A minimal patch is enough, and the rest of the H2 state stays correct:
1:65536|0|0|m,a,s,p
That's a complete akamai string that sets HEADER_TABLE_SIZE to 65536 and leaves WINDOW_UPDATE, PRIORITY, and pseudo-header order at the preset's values (zero / default). The parser requires exactly four pipe-separated fields (SETTINGS|WINDOW_UPDATE|PRIORITY|PSEUDO) and rejects empty SETTINGS values, so the absolute minimum is one valid id:value pair plus three placeholder fields.
Verifying
Send a request through the override, read tls.peet.ws's http2.akamai_fingerprint field. It matches what you sent:
input akamai: 1:65536;2:0;4:8388608;6:262144|15663105|0|m,a,s,p
output akamai (peet): 1:65536;2:0;4:8388608;6:262144|15663105|0|m,a,s,p
output akamai_hash: <stable MD5 over the string>
If the reflected akamai string doesn't match exactly, the parser dropped a field. Most common cause: a typo in the SETTINGS pair list. 1:65536;2:0 is fine; 1=65536,2=0 is not. The parser expects colon-separated pairs joined by semicolons.

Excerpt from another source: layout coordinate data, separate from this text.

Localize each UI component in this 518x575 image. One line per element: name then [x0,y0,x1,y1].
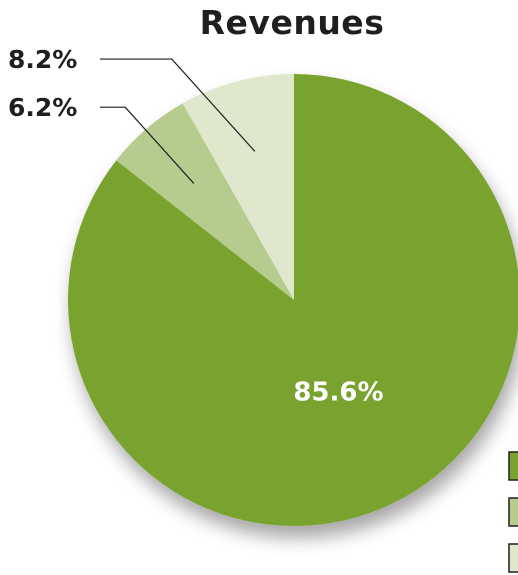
slice-label-3: 8.2% [8,45,77,74]
legend-swatch-2 [508,497,518,527]
pie-slice-3 [182,74,294,300]
pie-slices [68,74,518,526]
slice-label-2: 6.2% [8,93,77,122]
leader-line-2 [100,106,195,184]
legend-swatch-1 [508,451,518,481]
slice-labels: 85.6% 6.2% 8.2% [8,45,384,407]
pie-slice-2 [116,103,294,300]
chart-title: Revenues [199,3,385,42]
legend-swatch-3 [508,543,518,573]
legend [508,451,518,573]
slice-label-1: 85.6% [293,377,383,407]
pie-slice-1 [68,74,518,526]
leader-line-3 [100,58,256,152]
leader-lines [100,58,256,184]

akamai_fingerprint_hash is an MD5 of the akamai string with sorted SETTINGS keys. Two strings that differ only in SETTINGS order produce the same hash, so 1:65536;4:6291456 and 4:6291456;1:65536 hash identically even though the strings differ. Wire-level SETTINGS frame order still matters for the H2 fingerprinters that look past the basic akamai hash, since those check the unsorted string. Always send fields in the order the real browser does.
Programmatic parsing
The fingerprint package exposes the parser directly. Useful when you've captured an akamai string from a real browser session and want to validate it before plugging into a preset, or when you're writing tooling that reads akamai strings out of a config file:
import "github.com/sardanioss/httpcloak/fingerprint"
settings, pseudoOrder, err := fingerprint.ParseAkamai(
"1:65536;2:0;4:6291456;6:262144|15663105|0|m,a,s,p",
)
if err != nil {
// string didn't match the SETTINGS|WINDOW_UPDATE|PRIORITY|PSEUDO shape
}
// settings is *fingerprint.HTTP2Settings ready to drop into a custom preset
// pseudoOrder is the resolved [":method", ":authority", ":scheme", ":path"]

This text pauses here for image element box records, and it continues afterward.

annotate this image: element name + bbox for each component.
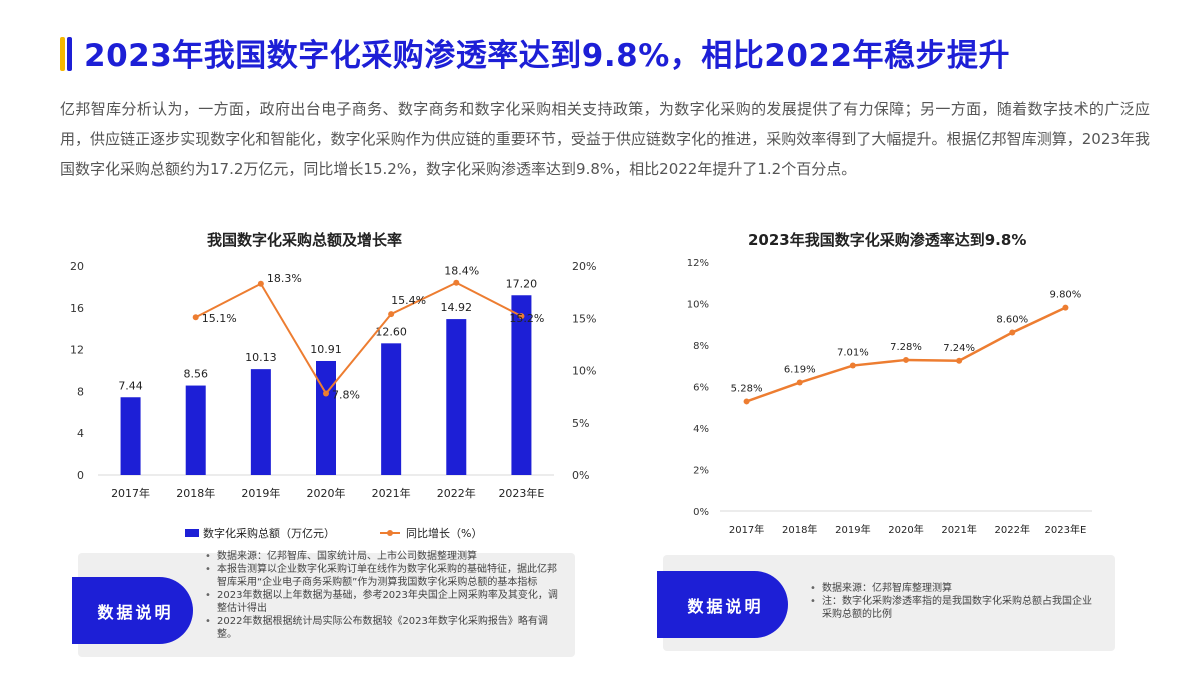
note-item: 数据来源：亿邦智库整理测算 (810, 582, 1100, 595)
chart2-x-tick: 2021年 (941, 523, 976, 536)
chart2-point (903, 356, 909, 363)
chart1-bar-label: 17.20 (506, 277, 538, 290)
chart1-bar-label: 12.60 (375, 325, 407, 338)
chart1-x-tick: 2023年E (498, 486, 544, 500)
chart1-left-tick: 20 (70, 260, 84, 273)
chart2-point-label: 7.28% (890, 342, 922, 353)
chart1-left-tick: 4 (77, 427, 84, 440)
chart2-x-tick: 2022年 (995, 523, 1030, 536)
chart1: 0 4 8 12 16 20 0% 5% 10% 15% 20% 7.44 8.56 10.13 10.91… (70, 260, 596, 540)
chart2: 0% 2% 4% 6% 8% 10% 12% 2017年 2018年 2019年 2020年 2021… (687, 258, 1092, 536)
chart2-point-label: 8.60% (996, 315, 1028, 326)
chart1-x-tick: 2018年 (176, 486, 215, 500)
chart1-growth-point (453, 279, 460, 286)
chart2-x-tick: 2017年 (729, 523, 764, 536)
chart1-growth-label: 15.2% (509, 312, 544, 325)
chart1-bar-label: 14.92 (441, 301, 473, 314)
title-accent (60, 37, 72, 71)
chart2-point-label: 7.24% (943, 343, 975, 354)
chart1-growth-label: 18.3% (267, 272, 302, 285)
chart1-right-tick: 10% (572, 365, 596, 378)
chart1-x-tick: 2017年 (111, 486, 150, 500)
chart1-title: 我国数字化采购总额及增长率 (207, 231, 403, 249)
chart1-growth-line (195, 281, 522, 396)
note-item: 2023年数据以上年数据为基础，参考2023年央国企上网采购率及其变化，调整估计… (205, 589, 560, 615)
chart1-growth-label: 15.1% (202, 312, 237, 325)
chart1-bar (185, 385, 206, 475)
chart2-y-tick: 10% (687, 300, 709, 311)
chart2-point (743, 398, 750, 405)
chart1-bar (316, 360, 336, 475)
chart1-left-tick: 8 (77, 385, 84, 398)
chart1-legend-line-marker (387, 530, 393, 536)
chart1-growth-point (192, 314, 199, 321)
chart1-bar (381, 343, 402, 475)
chart1-bar (250, 369, 271, 475)
chart1-legend-line-label: 同比增长（%） (406, 526, 482, 540)
chart1-x-tick: 2021年 (372, 486, 411, 500)
chart1-growth-point (518, 313, 525, 320)
chart2-y-tick: 2% (693, 466, 709, 477)
chart1-x-tick: 2019年 (241, 486, 280, 500)
title-accent-blue (67, 37, 72, 71)
title-accent-yellow (60, 37, 65, 71)
chart2-title: 2023年我国数字化采购渗透率达到9.8% (748, 231, 1027, 249)
chart1-growth-label: 18.4% (444, 265, 479, 278)
chart2-y-tick: 0% (693, 507, 709, 518)
chart2-point (956, 357, 963, 364)
chart1-x-tick: 2020年 (307, 486, 346, 500)
chart2-point-label: 6.19% (784, 365, 816, 376)
chart1-growth-point (257, 280, 264, 287)
note-item: 注：数字化采购渗透率指的是我国数字化采购总额占我国企业采购总额的比例 (810, 595, 1100, 621)
chart2-y-tick: 6% (693, 383, 709, 394)
notes-right-badge: 数据说明 (663, 571, 788, 638)
chart1-growth-label: 15.4% (391, 294, 426, 307)
chart2-x-tick: 2018年 (782, 523, 817, 536)
chart1-right-tick: 0% (572, 469, 589, 482)
chart1-growth-point (388, 311, 395, 318)
chart1-bar-label: 8.56 (183, 368, 208, 381)
note-item: 本报告测算以企业数字化采购订单在线作为数字化采购的基础特征，据此亿邦智库采用“企… (205, 563, 560, 589)
chart2-point (796, 379, 803, 386)
notes-left-badge: 数据说明 (78, 577, 193, 644)
chart2-x-tick: 2023年E (1045, 523, 1087, 536)
chart1-bar (120, 397, 141, 475)
chart1-legend-bar-swatch (185, 529, 199, 537)
chart1-bar (446, 319, 467, 475)
notes-right-list: 数据来源：亿邦智库整理测算注：数字化采购渗透率指的是我国数字化采购总额占我国企业… (810, 582, 1100, 621)
chart1-legend-bar-label: 数字化采购总额（万亿元） (203, 526, 335, 540)
chart2-point-label: 7.01% (837, 348, 869, 359)
chart1-right-tick: 20% (572, 260, 596, 273)
chart2-point (1062, 304, 1069, 311)
chart1-x-tick: 2022年 (437, 486, 476, 500)
chart1-left-tick: 0 (77, 469, 84, 482)
chart1-left-tick: 16 (70, 302, 84, 315)
chart1-bar-label: 10.91 (310, 343, 342, 356)
chart1-right-tick: 15% (572, 312, 596, 325)
intro-paragraph: 亿邦智库分析认为，一方面，政府出台电子商务、数字商务和数字化采购相关支持政策，为… (60, 100, 1150, 178)
chart2-point (849, 362, 856, 369)
note-item: 2022年数据根据统计局实际公布数据较《2023年数字化采购报告》略有调整。 (205, 615, 560, 641)
chart1-left-tick: 12 (70, 344, 84, 357)
notes-left-list: 数据来源：亿邦智库、国家统计局、上市公司数据整理测算本报告测算以企业数字化采购订… (205, 550, 560, 641)
chart1-growth-label: 7.8% (332, 388, 360, 401)
chart2-y-tick: 12% (687, 258, 709, 269)
chart1-bar-label: 7.44 (118, 379, 143, 392)
chart2-x-tick: 2020年 (888, 523, 923, 536)
note-item: 数据来源：亿邦智库、国家统计局、上市公司数据整理测算 (205, 550, 560, 563)
chart1-growth-point (323, 390, 329, 397)
page-title: 2023年我国数字化采购渗透率达到9.8%，相比2022年稳步提升 (84, 38, 1011, 74)
chart2-point (1009, 329, 1016, 336)
chart1-bar (511, 295, 532, 475)
chart2-y-tick: 4% (693, 424, 709, 435)
chart2-point-label: 9.80% (1050, 290, 1082, 301)
chart2-point-label: 5.28% (731, 383, 763, 394)
chart2-y-tick: 8% (693, 341, 709, 352)
chart1-right-tick: 5% (572, 417, 589, 430)
chart2-x-tick: 2019年 (835, 523, 870, 536)
chart1-bar-label: 10.13 (245, 351, 277, 364)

For richer introspection (which fields were present in the input vs which fields fell back to defaults), ParseAkamaiDetailed returns an *AkamaiPresence struct. That's the right call when you need to reason about partial overrides:
pres, err := fingerprint.ParseAkamaiDetailed("1:65536|0|0|m,a,s,p")
// pres.Settings: *HTTP2Settings with the parsed values
// pres.PseudoOrder: []string with the resolved ":method" / ":authority" / ... slot order
// pres.SeenSettings: map[uint16]bool of SETTINGS IDs that appeared in the string
// pres.HasWindowUpdate: true if the WINDOW_UPDATE field carried a value
// pres.HasStreamWeight: true if the PRIORITY field had a non-zero weight
Use SeenSettings[id] to tell "the input set SETTING N to a value (possibly zero)" apart from "the input never mentioned SETTING N, so the preset's value is in effect". Both parsers reject malformed input rather than silently filling defaults: a string with the wrong field count, an empty SETTINGS value, or a non-numeric SETTINGS pair returns an error. Validate user-supplied akamai strings through one of these before passing them into a preset and you avoid the parse-time crash that the Akamai session option would otherwise hit at first request.